Vers onze heures, notre chère fille devint calme, elle avait sa connaissance ; elle s'unissait de toute son âme aux aspirations de contrition, d'amour et de confiance que nous répétions par inter­valles. Elle offrait à Dieu sa vie, son dernier soupir pour l'Eglise, la France, pour les siens; elle faisait des gestes expressifs, lorsque nous lui faisions renouveler son immolation pour l'amour de Jésus- Hostie ; elle essayait de faire le signe de la croix.

Vers onze heures et demie du soir, cette âme angélique s'envolait dans la patrie qu'elle venait d'entrevoir, elle exhalait doucement son dernier soupir.

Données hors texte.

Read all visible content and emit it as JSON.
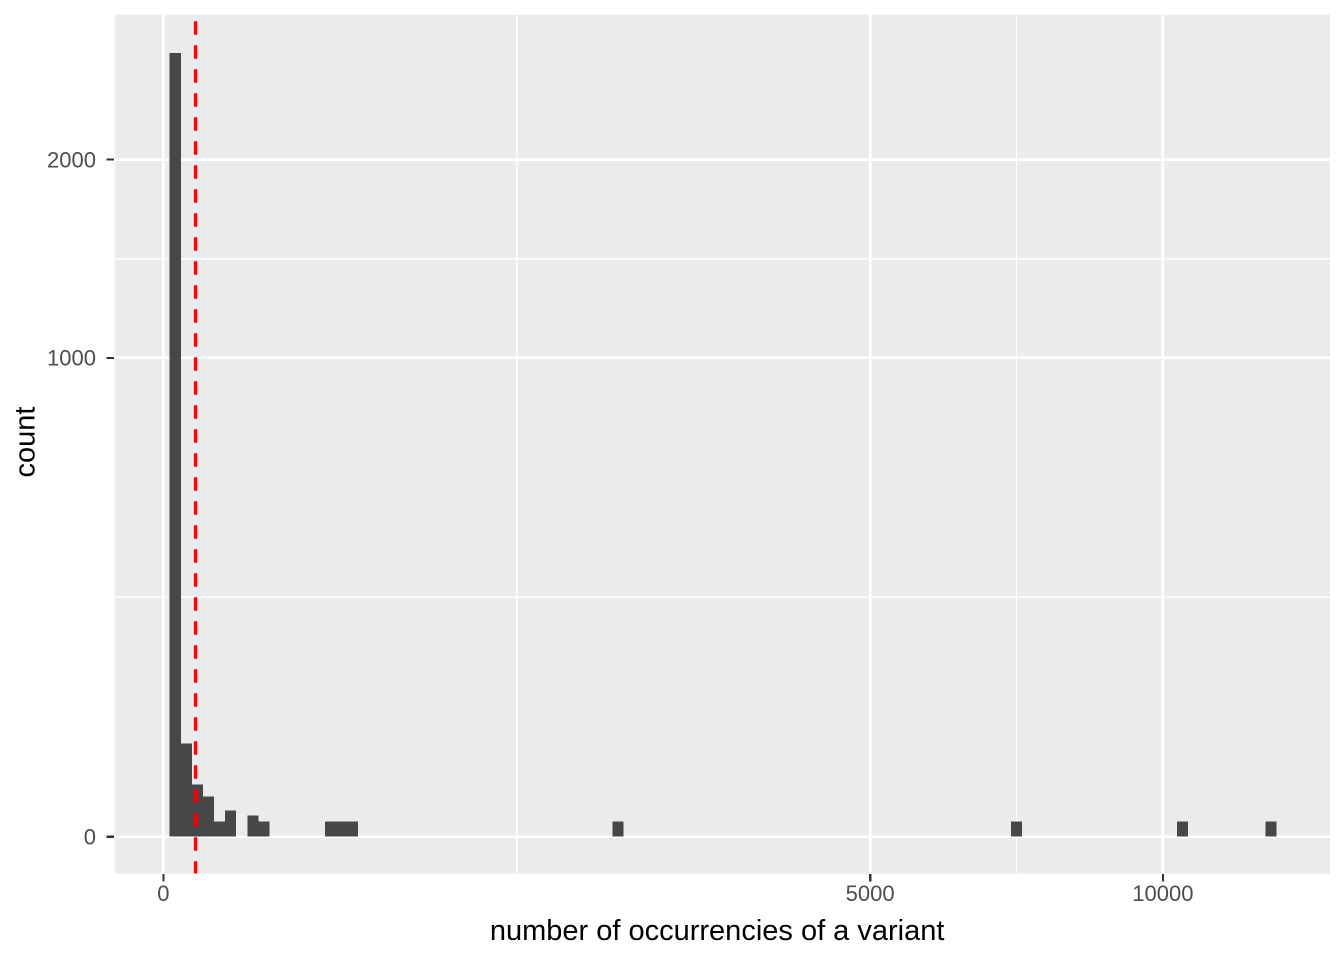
{
  "chart_data": {
    "type": "histogram",
    "title": "",
    "xlabel": "number of occurrencies of a variant",
    "ylabel": "count",
    "x_scale": "sqrt",
    "y_scale": "sqrt",
    "x_ticks": {
      "values": [
        0,
        5000,
        10000
      ],
      "labels": [
        "0",
        "5000",
        "10000"
      ]
    },
    "y_ticks": {
      "values": [
        0,
        1000,
        2000
      ],
      "labels": [
        "0",
        "1000",
        "2000"
      ]
    },
    "bins": [
      {
        "from": 0.4,
        "to": 3.1,
        "count": 2680
      },
      {
        "from": 3.1,
        "to": 8.2,
        "count": 38
      },
      {
        "from": 8.2,
        "to": 15.7,
        "count": 12
      },
      {
        "from": 15.7,
        "to": 25.7,
        "count": 7
      },
      {
        "from": 25.7,
        "to": 38.2,
        "count": 1
      },
      {
        "from": 38.2,
        "to": 53.1,
        "count": 3
      },
      {
        "from": 70.4,
        "to": 90.3,
        "count": 2
      },
      {
        "from": 90.3,
        "to": 112.5,
        "count": 1
      },
      {
        "from": 260.6,
        "to": 297.6,
        "count": 1
      },
      {
        "from": 297.6,
        "to": 337.1,
        "count": 1
      },
      {
        "from": 337.1,
        "to": 379.0,
        "count": 1
      },
      {
        "from": 2019,
        "to": 2120,
        "count": 1
      },
      {
        "from": 7192,
        "to": 7381,
        "count": 1
      },
      {
        "from": 10285,
        "to": 10511,
        "count": 1
      },
      {
        "from": 12160,
        "to": 12406,
        "count": 1
      }
    ],
    "vline": {
      "x": 10.3,
      "color": "#FF0000",
      "style": "dashed"
    },
    "colors": {
      "panel_background": "#EBEBEB",
      "grid": "#FFFFFF",
      "bar": "#474747",
      "tick_text": "#4D4D4D",
      "axis_title": "#000000",
      "tick_mark": "#333333"
    }
  }
}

Son ange gardien, souriant, venait la prendre pour l'introduire, nous l'espérons, au séjour de la Béatitude, lorsqu'on venait de réciter ces paroles de l'office de Saint-Michel: Je chanterai vos louanges, ô mon Dieu, en la présence de vos Anges. Notre chère soeur allait mêler sa voix à ces choeurs célestes, et chanter sur un mode nouveau, les miséricordes du Seigneur, car toute sa vie avait été un chant d'amour à la sainte volonté de Dieu.

Quelque bien fondées que soient nos espérances, comme le souverain Juge exige d'autant plus de pureté des âmes qu'il veut les placer plus près de son Coeur, nous vous prions, ma Révérende Mère, de vouloir bien faire rendre au plus tôt à notre regrettée soeur les suffrages de notre saint Ordre ; par grâce, une communion de votre sainte Communauté, une journée de bonnes oeuvres, les indulgences du Via Crucis et des six Pater. Elle vous en sera très reconnaissante, ainsi que nous, qui avons la grâce de nous dire, avec un affectueux respect, Ma très Révérende Mère,

 

Votre humble et dévouée soeur et servante.

SŒUR MARIE DES ANGES

R. C. Ind.

De notre Monastère de l'Annonciation des Carmélites de Compiègne, le 20 octobre 1892.

Nota. — Nous prions nos Révérendes Mères de vouloir bien envoyer leurs circulaires au Carmel de Notre-Dame du Thil, près Beauvais.